Segno più anche alla Reggia di Caserta, dove i visitatori sono passati dai 497mila del 2015 ai 650mila di oggi. «Nei quattro anni (quanto dura il mandato dei direttori, ndr) posso raggiungere l’obiettivo che mi ero posto del milione di ingressi», commenta Felicori. Tutto grazie anche a una pressante opera di comunicazione. «Siamo pure su Facebook», aggiunge Felicori, e «ho instaurato un dialogo con imprenditori e albergatori, ho iniziato un percorso per evitare sprechi di spazio destinando, per esempio, l’ex convento nel parco della Reggia alla realizzazione di un ostello, mentre le stanze delle Regie cavallerizze sono diventate la sede del consorzio della mozzarella di bufala, un’eccellenza di queste parti. Sto cercando un produttore di vino per la vigna nel bosco della Reggia. Tutto questo per innestare sempre più il monumento nel territorio, fare in modo che diventi elemento di sviluppo. Senza perdere di vista la nostra missione culturale e scientifica».
Concetto ribadito da Zuchtriegel: «Non è solo questione di marketing e comunicazione, che sono fondamentali per la crescita. E infatti Paestum è su Facebook e sugli altri social. La nostra missione è però la ricerca e i contenuti, che dobbiamo mettere in contatto con i l pubblico. Anche grazie alle convenzioni con le università, abbiamo ripreso a scavare e i visitatori possono vedere l’attività di scavo durante la visita al sito. Inoltre, ogni giorno alle 12 c’è una visita guidata ai nuovi cantieri. Anche queste iniziative, insieme ad altre, ci hanno permesso di crescere del 26% sulle presenze e del 50% sugli incassi. E , partendo da zero, abbiamo avviato una raccolta fondi che tra donazioni e sponsorizzazioni - uno sponsor è il pastificio Antonio Amato, che finanzia due borse di ricerca- ha già raccolto 80mila euro».

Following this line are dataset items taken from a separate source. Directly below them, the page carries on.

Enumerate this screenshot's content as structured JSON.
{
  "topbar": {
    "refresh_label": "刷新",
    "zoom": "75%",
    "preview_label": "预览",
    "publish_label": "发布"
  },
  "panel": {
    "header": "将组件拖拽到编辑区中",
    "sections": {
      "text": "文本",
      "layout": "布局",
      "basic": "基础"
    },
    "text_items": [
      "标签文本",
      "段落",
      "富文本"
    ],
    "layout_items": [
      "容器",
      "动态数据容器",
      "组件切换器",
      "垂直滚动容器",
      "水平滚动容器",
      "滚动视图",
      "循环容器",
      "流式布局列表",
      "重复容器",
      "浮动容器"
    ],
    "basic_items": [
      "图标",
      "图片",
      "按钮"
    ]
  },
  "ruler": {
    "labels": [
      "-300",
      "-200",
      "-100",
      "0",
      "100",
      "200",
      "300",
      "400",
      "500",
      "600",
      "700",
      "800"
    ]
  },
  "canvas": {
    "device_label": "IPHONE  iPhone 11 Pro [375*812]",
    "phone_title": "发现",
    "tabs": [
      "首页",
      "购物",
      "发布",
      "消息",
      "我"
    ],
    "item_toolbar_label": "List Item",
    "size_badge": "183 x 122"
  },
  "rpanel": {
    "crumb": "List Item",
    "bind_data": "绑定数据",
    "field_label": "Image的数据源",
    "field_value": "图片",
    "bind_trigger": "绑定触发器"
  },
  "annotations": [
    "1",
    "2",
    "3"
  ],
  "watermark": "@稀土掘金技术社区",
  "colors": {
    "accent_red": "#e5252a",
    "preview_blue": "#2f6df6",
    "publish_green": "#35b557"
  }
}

Dalla Campania alla Lombardia. Anche Brera ha aumentato del 15% i visitatori, che al giovedì, quando la pinacoteca rimane aperta fino alle 22,30 e si entra con due euro, toccano quota mille, quasi tutti giovani. «È una grande fatica - sottolinea il direttore James Bradburne - perché la macchina statale non è una Ferrari, che risponde al tocco del piede - ma i risultati sono positivi. A novembre avremo riallestito più di un terzo delle collezioni permanenti e nel programma triennale che abbiamo predisposto agiremo a tutto tondo, perché Brera è anche bi- blioteca e mediateca, oltre che pinacoteca. Apriremo un caffè e un nuovo punto vendita, ma già ora il posto è più accogliente, con nuove panchine e un nuovo ingresso».
Più accogliente - si ritorna nel Meridione - è anche Capodimonte a Napoli. Dopo l’arrivo di Bellenger - che pure non nasconde le difficoltà: «Non si può essere soddisfatti del livello di conoscenza del sito da parte di turisti e cittadini e ci stiamo attivando per risolvere il problema» - il Real Bosco che circonda l’istituto è stato ripulito e le piante sono state bonificate dai parassiti. «Abbiamo restituito al museo - afferma il direttore - il respiro sulla città e ora stiamo creando un’associazione amici del Bosco di Capodimonte».